Arch Gen Psychiatry. 2002;59(5):475-476. doi:

This book leads the reader into the current diverse universe of "parentage," a broader term that includes parenthood, which means the position, function, or standing of a parent. According to Webster's Dictionary, in the term parentage, with its additional meanings of descent from parents or ancestors by birth, family and lineage, or a derivation from a source, we have a closer approximation of what this book is about.

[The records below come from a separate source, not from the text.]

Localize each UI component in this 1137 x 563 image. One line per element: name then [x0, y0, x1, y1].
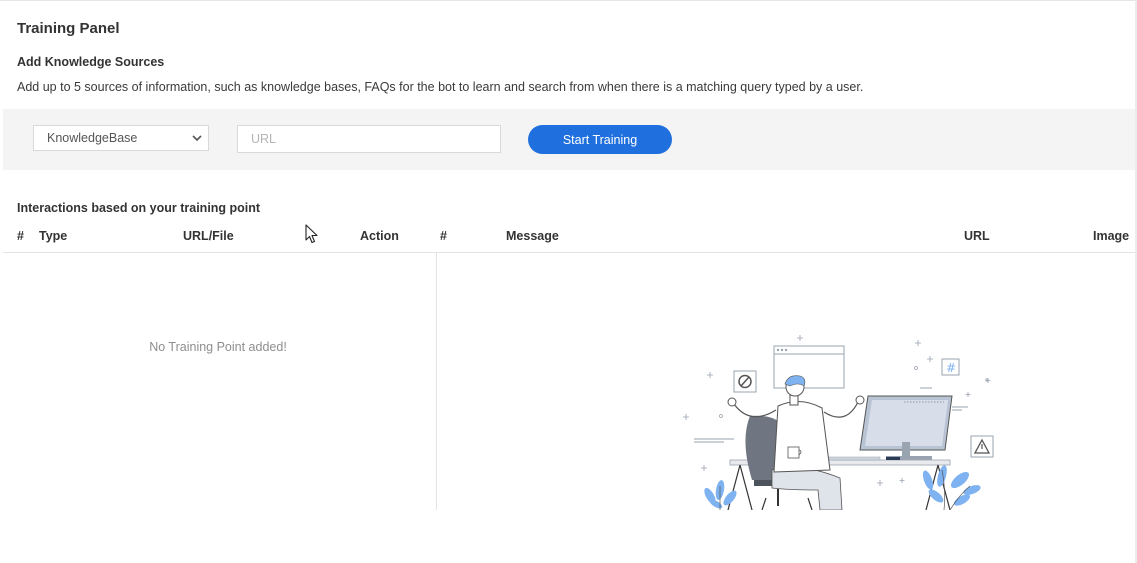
knowledge-source-form: KnowledgeBase Start Training: [3, 109, 1135, 170]
chevron-down-icon: [192, 135, 202, 142]
col-header-type: Type: [39, 229, 68, 243]
page-title: Training Panel: [17, 20, 120, 37]
url-input[interactable]: [237, 125, 501, 153]
interactions-title: Interactions based on your training poin…: [17, 201, 261, 215]
start-training-button[interactable]: Start Training: [528, 125, 672, 154]
col-header-image: Image: [1093, 229, 1130, 243]
svg-text:#: #: [946, 361, 956, 375]
source-type-select[interactable]: KnowledgeBase: [33, 125, 209, 151]
col-header-training-number: #: [17, 229, 24, 243]
col-header-url-file: URL/File: [183, 229, 234, 243]
knowledge-sources-title: Add Knowledge Sources: [17, 55, 165, 69]
empty-state-illustration: #: [683, 335, 994, 510]
col-header-interaction-number: #: [440, 229, 447, 243]
col-header-url: URL: [964, 229, 990, 243]
col-header-message: Message: [506, 229, 559, 243]
mouse-pointer-icon: [305, 224, 318, 244]
top-border: [0, 0, 1137, 1]
table-header-divider: [3, 252, 1135, 253]
col-header-action: Action: [360, 229, 399, 243]
knowledge-sources-description: Add up to 5 sources of information, such…: [17, 80, 864, 94]
source-type-value: KnowledgeBase: [47, 131, 138, 145]
empty-training-message: No Training Point added!: [149, 340, 287, 354]
table-column-divider: [436, 253, 437, 510]
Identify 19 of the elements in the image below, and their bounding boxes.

The authors delineate 2 highways to parentage: the adoption highway and the assisted reproductive technology (ART) highway, both fraught with a myriad of pitfalls that are presented in an informative, well-organized, and clear style. The need for practical psychosocial intervention in each instance is well justified. Those who can't have a baby can choose and anticipate the advantages and disadvantages of each option. The cluster around complex adoption, a euphemism for adoption and its complications, includes adoption of children following foster placement, the impact of delayed adoption, international adoption, skipped-generation kinship (ie, grandparents as adoptive parents), and open adoption. The second highway is also fraught with problems, and here we learn about the frantic search for a baby, during which prospective parents submit themselves to a variety of methodologies schematized in a table outlining the donors (providers of ovum or sperm) the gestational or surrogate mother, the locus of fertilization, and the intentional, or psychological parents. They, in turn, can be of different genders or the same gender; 1 parent or 2 parents. In the face of this variety of combinations and permutations, the idea of human cloning seems to be, at least conceptually, a simple solution.